Sub-Saharan African migrants are mobile and engage in sexual risk behaviours in the countries of residence and while travelling, increasing risk of post-migration HIV-acquisition. A transnational perspective on HIV prevention and sexual health promotion is needed for effectively reducing migrants' HIV risk related to their mobility.
2017 年,高流行国家的移民占欧洲新诊断出的 HIV 感染人数的 18%。关于 HIV 风险与移民后旅行之间的联系及其对 HIV 感染的影响的知识很少,但对于提供预防信息至关重要。本研究旨在探索撒哈拉以南非洲移民的性行为风险和 HIV 感染情况,并评估移民后的流动情况作为性行为风险的决定因素。
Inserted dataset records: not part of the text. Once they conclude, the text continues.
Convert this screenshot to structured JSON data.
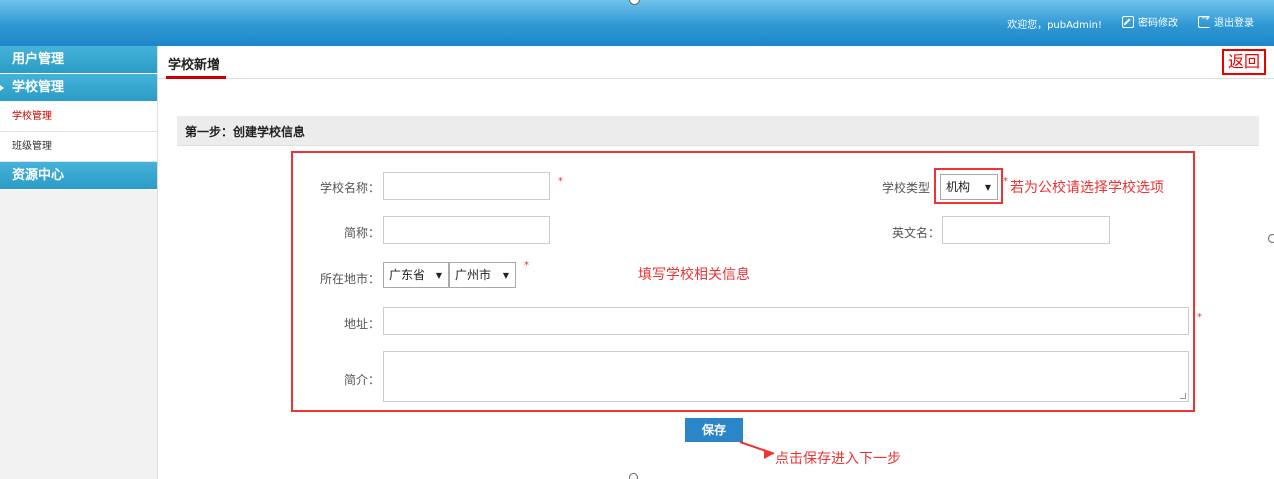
{
  "header": {
    "welcome": "欢迎您，pubAdmin!",
    "password_link": "密码修改",
    "logout_link": "退出登录"
  },
  "sidebar": {
    "groups": [
      {
        "label": "用户管理"
      },
      {
        "label": "学校管理",
        "items": [
          {
            "label": "学校管理"
          },
          {
            "label": "班级管理"
          }
        ]
      },
      {
        "label": "资源中心"
      }
    ]
  },
  "main": {
    "tab": "学校新增",
    "back": "返回",
    "step_title": "第一步：创建学校信息"
  },
  "form": {
    "school_name_label": "学校名称：",
    "short_name_label": "简称：",
    "location_label": "所在地市：",
    "address_label": "地址：",
    "intro_label": "简介：",
    "school_type_label": "学校类型",
    "english_name_label": "英文名：",
    "school_type_value": "机构",
    "province_value": "广东省",
    "city_value": "广州市",
    "required_mark": "*",
    "save_label": "保存"
  },
  "annotations": {
    "school_type_note": "若为公校请选择学校选项",
    "fill_info": "填写学校相关信息",
    "save_note": "点击保存进入下一步"
  }
}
对在里斯本和安特卫普进行的两项评估 HIV 流行率的横断面生物行为调查的数据进行了分析,以探讨与移民相关的特征、旅行模式以及在东道国和国外的性行为风险。通过调整后的优势比和 95%置信区间来估计双变量和多变量关联;多变量逻辑回归确定与无保护性行为相关的因素。
在 1508 名年龄在 18 岁以上的参与者中(58%为男性),68%在移民后旅行(49.2%报告在国外发生性行为)。最后一次性行为中不使用安全套的总体比例很高(68.1%)。当最后一次性行为在国外也不使用安全套时,在东道国发生无保护性行为的几率要高出五倍[比值比:5.32;95%置信区间:2.98-9.25]。约一半的旅行者报告有同时性伴侣,即在东道国有一个固定伴侣,同时在国外还有其他性伴侣。大约有 3%的参与者报告 HIV 阳性,但有 5%的人 HIV 检测结果呈阳性反应,旅行者和非旅行者的比例相似。此外,在 n = 75 名 HIV 检测结果呈阳性反应的参与者中,有 n = 40 名发生了无保护性行为,且与流动性相关。
撒哈拉以南非洲移民流动性强,在居住国和旅行期间从事性行为风险行为,增加了移民后 HIV 感染的风险。需要从跨国视角出发,制定 HIV 预防和性健康促进措施,有效降低移民因流动性而产生的 HIV 风险。